Walker, like others, wondered about the difficult game-day practices Gillispie held. He wondered if players were sometimes pressured to play when they were not 100 percent physically.
Mind games hurt players
"The mind games never stopped. It was a grind for those guys, and you could see it," Walker said. "I think it really got to the point where guys were not enjoying what they were doing.
"Calipari and guys like Pitino and Roy Williams (of North Carolina) have a style of play that kids want to play. Kids want to get excited about playing and making the (NCAA) tournament. Those are things he brings to the table that have been missing at Kentucky.
"One thing I thought Pitino was great at when he came to Kentucky was motivating players. A lot of coaches can X and 0. But in today's game, you have to be a great motivator and Calipari is that and he made it clear he wants to be at Kentucky. That's a winning combination."
It could be.
No official announcement has been made that Calipari has resigned at Memphis. No press conference has been called at Kentucky. Yet sources at both UK and Memphis insist Calipari has agreed to be UK's new coach.
Could something derail this move as it did two years ago when Florida coach Billy Donovan seemed set to take the Kentucky job? Absolutely.

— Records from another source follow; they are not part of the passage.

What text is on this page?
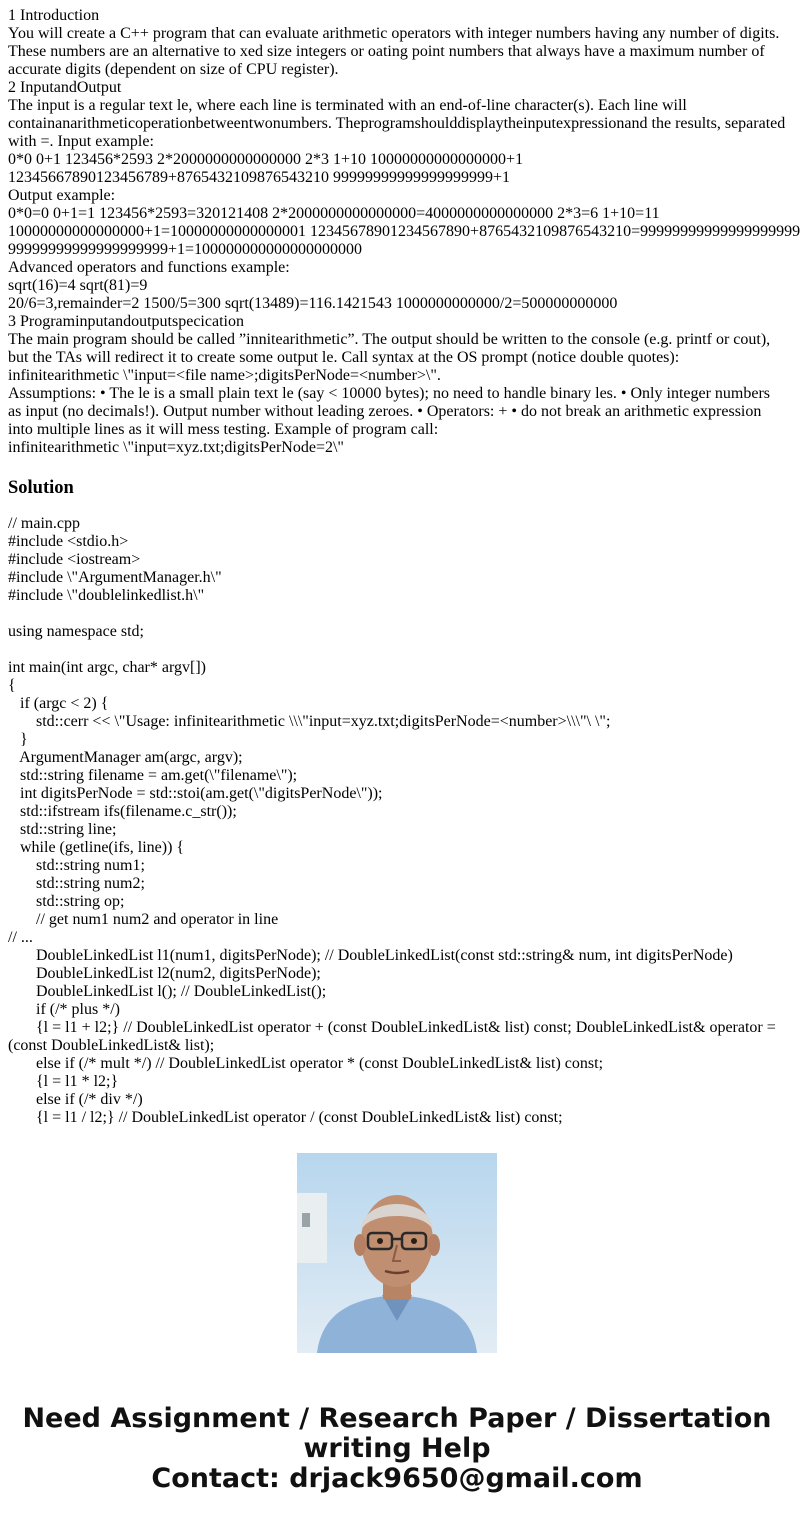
1 Introduction
You will create a C++ program that can evaluate arithmetic operators with integer numbers having any number of digits.
These numbers are an alternative to xed size integers or oating point numbers that always have a maximum number of
accurate digits (dependent on size of CPU register).
2 InputandOutput
The input is a regular text le, where each line is terminated with an end-of-line character(s). Each line will
containanarithmeticoperationbetweentwonumbers. Theprogramshoulddisplaytheinputexpressionand the results, separated
with =. Input example:
0*0 0+1 123456*2593 2*2000000000000000 2*3 1+10 10000000000000000+1
12345667890123456789+8765432109876543210 99999999999999999999+1
Output example:
0*0=0 0+1=1 123456*2593=320121408 2*2000000000000000=4000000000000000 2*3=6 1+10=11
10000000000000000+1=10000000000000001 12345678901234567890+8765432109876543210=99999999999999999999
99999999999999999999+1=100000000000000000000
Advanced operators and functions example:
sqrt(16)=4 sqrt(81)=9
20/6=3,remainder=2 1500/5=300 sqrt(13489)=116.1421543 1000000000000/2=500000000000
3 Programinputandoutputspecication
The main program should be called ”innitearithmetic”. The output should be written to the console (e.g. printf or cout),
but the TAs will redirect it to create some output le. Call syntax at the OS prompt (notice double quotes):
infinitearithmetic \"input=<file name>;digitsPerNode=<number>\".
Assumptions: • The le is a small plain text le (say < 10000 bytes); no need to handle binary les. • Only integer numbers
as input (no decimals!). Output number without leading zeroes. • Operators: + • do not break an arithmetic expression
into multiple lines as it will mess testing. Example of program call:
infinitearithmetic \"input=xyz.txt;digitsPerNode=2\"
Solution
// main.cpp
#include <stdio.h>
#include <iostream>
#include \"ArgumentManager.h\"
#include \"doublelinkedlist.h\"
using namespace std;
int main(int argc, char* argv[])
{
if (argc < 2) {
std::cerr << \"Usage: infinitearithmetic \\\"input=xyz.txt;digitsPerNode=<number>\\\"\ \";
}
ArgumentManager am(argc, argv);
std::string filename = am.get(\"filename\");
int digitsPerNode = std::stoi(am.get(\"digitsPerNode\"));
std::ifstream ifs(filename.c_str());
std::string line;
while (getline(ifs, line)) {
std::string num1;
std::string num2;
std::string op;
// get num1 num2 and operator in line
// ...
DoubleLinkedList l1(num1, digitsPerNode); // DoubleLinkedList(const std::string& num, int digitsPerNode)
DoubleLinkedList l2(num2, digitsPerNode);
DoubleLinkedList l(); // DoubleLinkedList();
if (/* plus */)
{l = l1 + l2;} // DoubleLinkedList operator + (const DoubleLinkedList& list) const; DoubleLinkedList& operator =
(const DoubleLinkedList& list);
else if (/* mult */) // DoubleLinkedList operator * (const DoubleLinkedList& list) const;
{l = l1 * l2;}
else if (/* div */)
{l = l1 / l2;} // DoubleLinkedList operator / (const DoubleLinkedList& list) const;
Need Assignment / Research Paper / Dissertation
writing Help
Contact: drjack9650@gmail.com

But don't count on that happening.
This is Calipari's chance to determine his legacy. If he can revive a UK basketball program that has dropped out of the national championship discussion, it will be the crowning jewel in his career just as it was for Pitino when he came to UK 20 years ago and resurrected the program.
"I think Calipari gets everything about Kentucky basketball. He is a sharp guy," Walker said. "This is the home run that (UK athletics director) Mitch Barnhart needs. Kentucky will be relevant again very quickly with John Calipari, and I think that is what all of us want."